Hoy entiendo con claridad la importancia que tiene para las personas practicar siempre estilos de vida que contribuyan a potenciar la calidad de esta, debido a que los estragos en la salud producidos por licor, cigarro, desvelo, comida chatarra, estrés, etc., se manifiestan con mayor intensidad en esta etapa.

Le pido a Dios que me permita llegar hasta el último día de vida con lucidez, y con la capacidad física necesaria para valerme por mí mismo, tengo fe que Él me concederá ese anhelo, pero también estoy convencido de que debo poner de mi parte para lograrlo, y lo que me corresponde es mejorar día a día la calidad de vida. La calidad de vida que practico y trato de mejorar siempre, se basa en: el amor, amar a Dios con todo mi corazón, con toda mi alma, con todas mis fuerzas, y a mi prójimo como a mí mismo; vivir la vida diaria con alegría, disfrutando de todo lo que sucede y hay a mi alrededor; teniendo mucha paz en mi corazón; siendo agradecido con la vida, por todo lo que se me ha permitido hacer, porque puedo ver hacia atrás y me siento orgulloso y satisfecho con los logros obtenidos; protegiéndome del estrés mediante la práctica permanente de la paciencia, la mansedumbre y el dominio propio.

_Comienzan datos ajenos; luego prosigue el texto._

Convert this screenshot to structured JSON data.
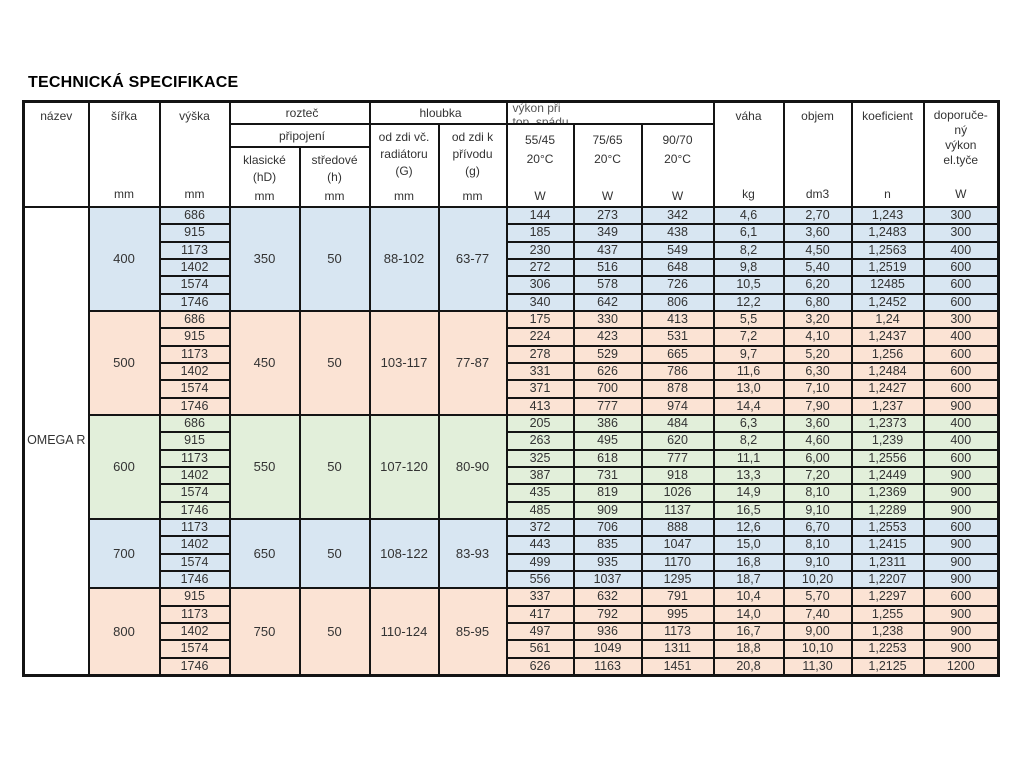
{
  "page": {
    "title": "TECHNICKÁ SPECIFIKACE"
  },
  "colors": {
    "blue": "#d8e6f2",
    "salmon": "#fbe3d4",
    "green": "#e2efda"
  },
  "table": {
    "product_name": "OMEGA R",
    "header": {
      "name": "název",
      "width": "šířka",
      "height": "výška",
      "pitch_group": "rozteč",
      "connection": "připojení",
      "pitch_classic": "klasické\n(hD)",
      "pitch_central": "středové\n(h)",
      "depth_group": "hloubka",
      "depth_g": "od zdi  vč.\nradiátoru\n(G)",
      "depth_small_g": "od zdi  k\npřívodu\n(g)",
      "power_group": "výkon při\ntop. spádu",
      "power_5545": "55/45\n20°C",
      "power_7565": "75/65\n20°C",
      "power_9070": "90/70\n20°C",
      "weight": "váha",
      "volume": "objem",
      "coefficient": "koeficient",
      "recommended": "doporuče-\nný\nvýkon\nel.tyče",
      "unit_mm": "mm",
      "unit_w": "W",
      "unit_kg": "kg",
      "unit_dm3": "dm3",
      "unit_n": "n"
    },
    "groups": [
      {
        "width": "400",
        "color": "blue",
        "pitch_classic": "350",
        "pitch_central": "50",
        "depth_g": "88-102",
        "depth_small_g": "63-77",
        "rows": [
          [
            "686",
            "144",
            "273",
            "342",
            "4,6",
            "2,70",
            "1,243",
            "300"
          ],
          [
            "915",
            "185",
            "349",
            "438",
            "6,1",
            "3,60",
            "1,2483",
            "300"
          ],
          [
            "1173",
            "230",
            "437",
            "549",
            "8,2",
            "4,50",
            "1,2563",
            "400"
          ],
          [
            "1402",
            "272",
            "516",
            "648",
            "9,8",
            "5,40",
            "1,2519",
            "600"
          ],
          [
            "1574",
            "306",
            "578",
            "726",
            "10,5",
            "6,20",
            "12485",
            "600"
          ],
          [
            "1746",
            "340",
            "642",
            "806",
            "12,2",
            "6,80",
            "1,2452",
            "600"
          ]
        ]
      },
      {
        "width": "500",
        "color": "salmon",
        "pitch_classic": "450",
        "pitch_central": "50",
        "depth_g": "103-117",
        "depth_small_g": "77-87",
        "rows": [
          [
            "686",
            "175",
            "330",
            "413",
            "5,5",
            "3,20",
            "1,24",
            "300"
          ],
          [
            "915",
            "224",
            "423",
            "531",
            "7,2",
            "4,10",
            "1,2437",
            "400"
          ],
          [
            "1173",
            "278",
            "529",
            "665",
            "9,7",
            "5,20",
            "1,256",
            "600"
          ],
          [
            "1402",
            "331",
            "626",
            "786",
            "11,6",
            "6,30",
            "1,2484",
            "600"
          ],
          [
            "1574",
            "371",
            "700",
            "878",
            "13,0",
            "7,10",
            "1,2427",
            "600"
          ],
          [
            "1746",
            "413",
            "777",
            "974",
            "14,4",
            "7,90",
            "1,237",
            "900"
          ]
        ]
      },
      {
        "width": "600",
        "color": "green",
        "pitch_classic": "550",
        "pitch_central": "50",
        "depth_g": "107-120",
        "depth_small_g": "80-90",
        "rows": [
          [
            "686",
            "205",
            "386",
            "484",
            "6,3",
            "3,60",
            "1,2373",
            "400"
          ],
          [
            "915",
            "263",
            "495",
            "620",
            "8,2",
            "4,60",
            "1,239",
            "400"
          ],
          [
            "1173",
            "325",
            "618",
            "777",
            "11,1",
            "6,00",
            "1,2556",
            "600"
          ],
          [
            "1402",
            "387",
            "731",
            "918",
            "13,3",
            "7,20",
            "1,2449",
            "900"
          ],
          [
            "1574",
            "435",
            "819",
            "1026",
            "14,9",
            "8,10",
            "1,2369",
            "900"
          ],
          [
            "1746",
            "485",
            "909",
            "1137",
            "16,5",
            "9,10",
            "1,2289",
            "900"
          ]
        ]
      },
      {
        "width": "700",
        "color": "blue",
        "pitch_classic": "650",
        "pitch_central": "50",
        "depth_g": "108-122",
        "depth_small_g": "83-93",
        "rows": [
          [
            "1173",
            "372",
            "706",
            "888",
            "12,6",
            "6,70",
            "1,2553",
            "600"
          ],
          [
            "1402",
            "443",
            "835",
            "1047",
            "15,0",
            "8,10",
            "1,2415",
            "900"
          ],
          [
            "1574",
            "499",
            "935",
            "1170",
            "16,8",
            "9,10",
            "1,2311",
            "900"
          ],
          [
            "1746",
            "556",
            "1037",
            "1295",
            "18,7",
            "10,20",
            "1,2207",
            "900"
          ]
        ]
      },
      {
        "width": "800",
        "color": "salmon",
        "pitch_classic": "750",
        "pitch_central": "50",
        "depth_g": "110-124",
        "depth_small_g": "85-95",
        "rows": [
          [
            "915",
            "337",
            "632",
            "791",
            "10,4",
            "5,70",
            "1,2297",
            "600"
          ],
          [
            "1173",
            "417",
            "792",
            "995",
            "14,0",
            "7,40",
            "1,255",
            "900"
          ],
          [
            "1402",
            "497",
            "936",
            "1173",
            "16,7",
            "9,00",
            "1,238",
            "900"
          ],
          [
            "1574",
            "561",
            "1049",
            "1311",
            "18,8",
            "10,10",
            "1,2253",
            "900"
          ],
          [
            "1746",
            "626",
            "1163",
            "1451",
            "20,8",
            "11,30",
            "1,2125",
            "1200"
          ]
        ]
      }
    ]
  }
}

La calidad de vida basada en estos principios, en estos frutos me ha permitido esmerarme en proporcionar un trato impregnado de afecto, de respeto y de tolerancia, a mi familia y a mis amistades, lo cual contribuye a aceptarles con virtudes y defectos, sin pretender controlar sus vidas.

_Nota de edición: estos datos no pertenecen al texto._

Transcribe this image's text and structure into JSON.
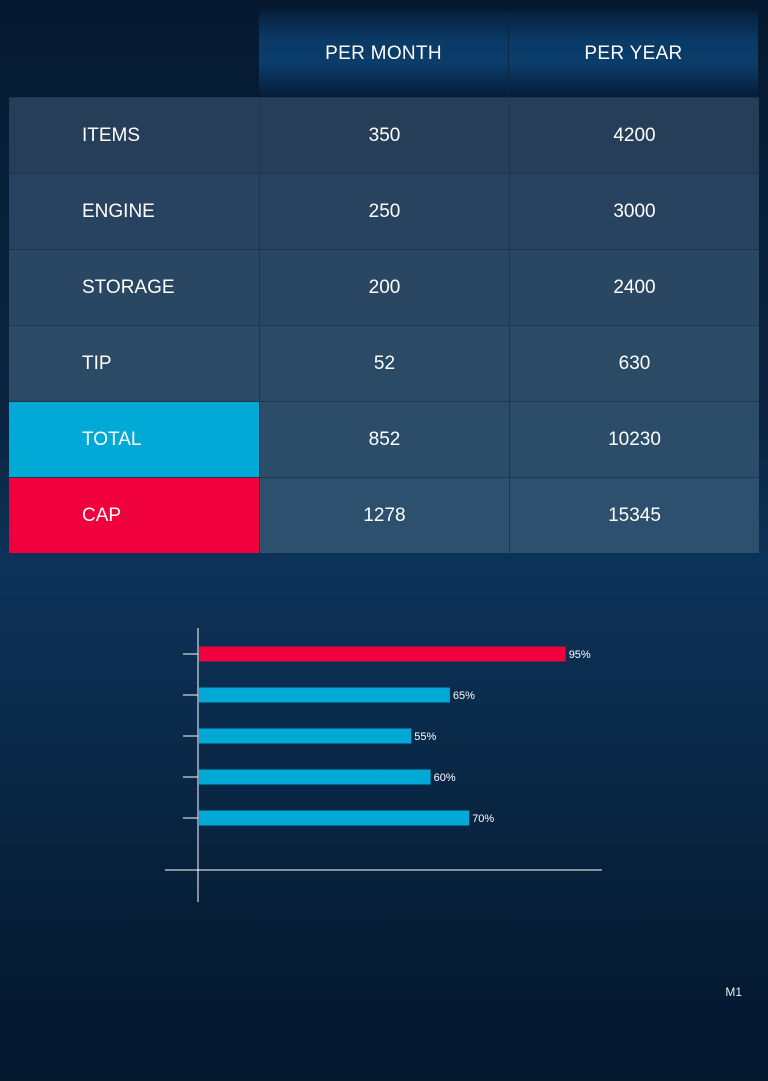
{
  "table": {
    "headers": [
      "PER MONTH",
      "PER YEAR"
    ],
    "rows": [
      {
        "label": "ITEMS",
        "month": "350",
        "year": "4200"
      },
      {
        "label": "ENGINE",
        "month": "250",
        "year": "3000"
      },
      {
        "label": "STORAGE",
        "month": "200",
        "year": "2400"
      },
      {
        "label": "TIP",
        "month": "52",
        "year": "630"
      },
      {
        "label": "TOTAL",
        "month": "852",
        "year": "10230"
      },
      {
        "label": "CAP",
        "month": "1278",
        "year": "15345"
      }
    ]
  },
  "colors": {
    "total_highlight": "#00a9d6",
    "cap_highlight": "#f0003c",
    "bar_primary": "#00a9d6",
    "bar_accent": "#f0003c"
  },
  "chart_data": {
    "type": "bar",
    "orientation": "horizontal",
    "values": [
      95,
      65,
      55,
      60,
      70
    ],
    "labels": [
      "95%",
      "65%",
      "55%",
      "60%",
      "70%"
    ],
    "colors": [
      "#f0003c",
      "#00a9d6",
      "#00a9d6",
      "#00a9d6",
      "#00a9d6"
    ],
    "xlim": [
      0,
      100
    ],
    "grid": false
  },
  "footer": {
    "code": "M1"
  }
}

Recientemente llegó a mis manos un poema que en una de sus estrofas dice: “Si de la vida adquieres lo mejor; Y en tus días siempre existe el buen humor; Y al amor te aferras; No importa cuántos años pasen; ni qué cumpleaños vuelen; Viejo NO SERÁS”.Y la Biblia en el Salmo 92:12-14 dice: “El justo florecerá como la palmera… aun en la vejez fructificará”.

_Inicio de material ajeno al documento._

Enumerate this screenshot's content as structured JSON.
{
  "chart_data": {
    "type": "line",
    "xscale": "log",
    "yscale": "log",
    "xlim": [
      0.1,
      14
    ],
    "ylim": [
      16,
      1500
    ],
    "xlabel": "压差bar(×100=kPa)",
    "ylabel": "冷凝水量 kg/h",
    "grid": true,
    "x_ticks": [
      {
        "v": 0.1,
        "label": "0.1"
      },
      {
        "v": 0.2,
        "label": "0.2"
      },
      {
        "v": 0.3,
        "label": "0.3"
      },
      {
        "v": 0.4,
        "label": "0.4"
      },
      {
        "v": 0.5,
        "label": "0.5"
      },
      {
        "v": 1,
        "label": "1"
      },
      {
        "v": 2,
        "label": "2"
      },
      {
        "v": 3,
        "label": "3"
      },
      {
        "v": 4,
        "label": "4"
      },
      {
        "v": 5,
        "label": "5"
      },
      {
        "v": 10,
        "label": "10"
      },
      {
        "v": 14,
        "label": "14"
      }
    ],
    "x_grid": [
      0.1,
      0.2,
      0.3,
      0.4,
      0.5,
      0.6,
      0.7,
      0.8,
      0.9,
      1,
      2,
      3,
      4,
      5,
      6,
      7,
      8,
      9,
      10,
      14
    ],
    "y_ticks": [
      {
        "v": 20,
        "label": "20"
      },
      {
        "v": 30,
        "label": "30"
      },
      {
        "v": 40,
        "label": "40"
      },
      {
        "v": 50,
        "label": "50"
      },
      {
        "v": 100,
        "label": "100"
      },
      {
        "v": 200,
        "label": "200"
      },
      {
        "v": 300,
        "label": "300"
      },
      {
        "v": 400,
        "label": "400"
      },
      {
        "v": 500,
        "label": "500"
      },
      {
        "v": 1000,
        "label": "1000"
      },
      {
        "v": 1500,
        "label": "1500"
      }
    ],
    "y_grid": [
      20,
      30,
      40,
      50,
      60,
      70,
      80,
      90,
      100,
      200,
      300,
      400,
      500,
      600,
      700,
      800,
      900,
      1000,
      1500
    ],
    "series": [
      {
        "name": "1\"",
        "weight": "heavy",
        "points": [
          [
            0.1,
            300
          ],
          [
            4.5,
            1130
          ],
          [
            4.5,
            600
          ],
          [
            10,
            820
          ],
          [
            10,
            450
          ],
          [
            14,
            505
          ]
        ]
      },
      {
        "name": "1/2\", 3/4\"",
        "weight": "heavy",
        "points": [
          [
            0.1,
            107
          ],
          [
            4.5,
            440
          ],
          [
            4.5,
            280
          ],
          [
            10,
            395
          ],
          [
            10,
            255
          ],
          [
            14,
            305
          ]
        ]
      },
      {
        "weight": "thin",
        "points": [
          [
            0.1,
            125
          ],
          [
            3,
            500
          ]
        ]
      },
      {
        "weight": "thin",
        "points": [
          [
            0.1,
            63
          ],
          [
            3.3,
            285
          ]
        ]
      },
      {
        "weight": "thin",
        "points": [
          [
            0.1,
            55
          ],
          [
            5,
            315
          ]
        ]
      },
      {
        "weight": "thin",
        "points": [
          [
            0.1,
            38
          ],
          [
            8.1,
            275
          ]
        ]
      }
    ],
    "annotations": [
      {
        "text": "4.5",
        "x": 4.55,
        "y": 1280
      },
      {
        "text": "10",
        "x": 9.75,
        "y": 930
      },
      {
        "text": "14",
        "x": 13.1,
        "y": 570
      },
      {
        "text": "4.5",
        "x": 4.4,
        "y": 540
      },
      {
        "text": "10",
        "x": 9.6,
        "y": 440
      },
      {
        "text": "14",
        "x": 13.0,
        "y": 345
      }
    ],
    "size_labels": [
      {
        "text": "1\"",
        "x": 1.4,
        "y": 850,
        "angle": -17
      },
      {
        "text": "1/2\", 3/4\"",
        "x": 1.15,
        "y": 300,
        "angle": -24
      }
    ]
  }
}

La calidad de vida que he alcanzado me hace sentir como lo describen el poema y el versículo bíblico mencionados.

Amigas, amigos: adultos mayores, adultos, jóvenes, les invito a apropiarse de la calidad de vida basada en principios y valores como los que propongo en este escrito, puede parecer difícil lograrlo, sin embargo, para Dios todo es posible, ábranle su corazón y acéptenlo como su Señor y Salvador, y podrán experimentar cambios importantes en sus vidas.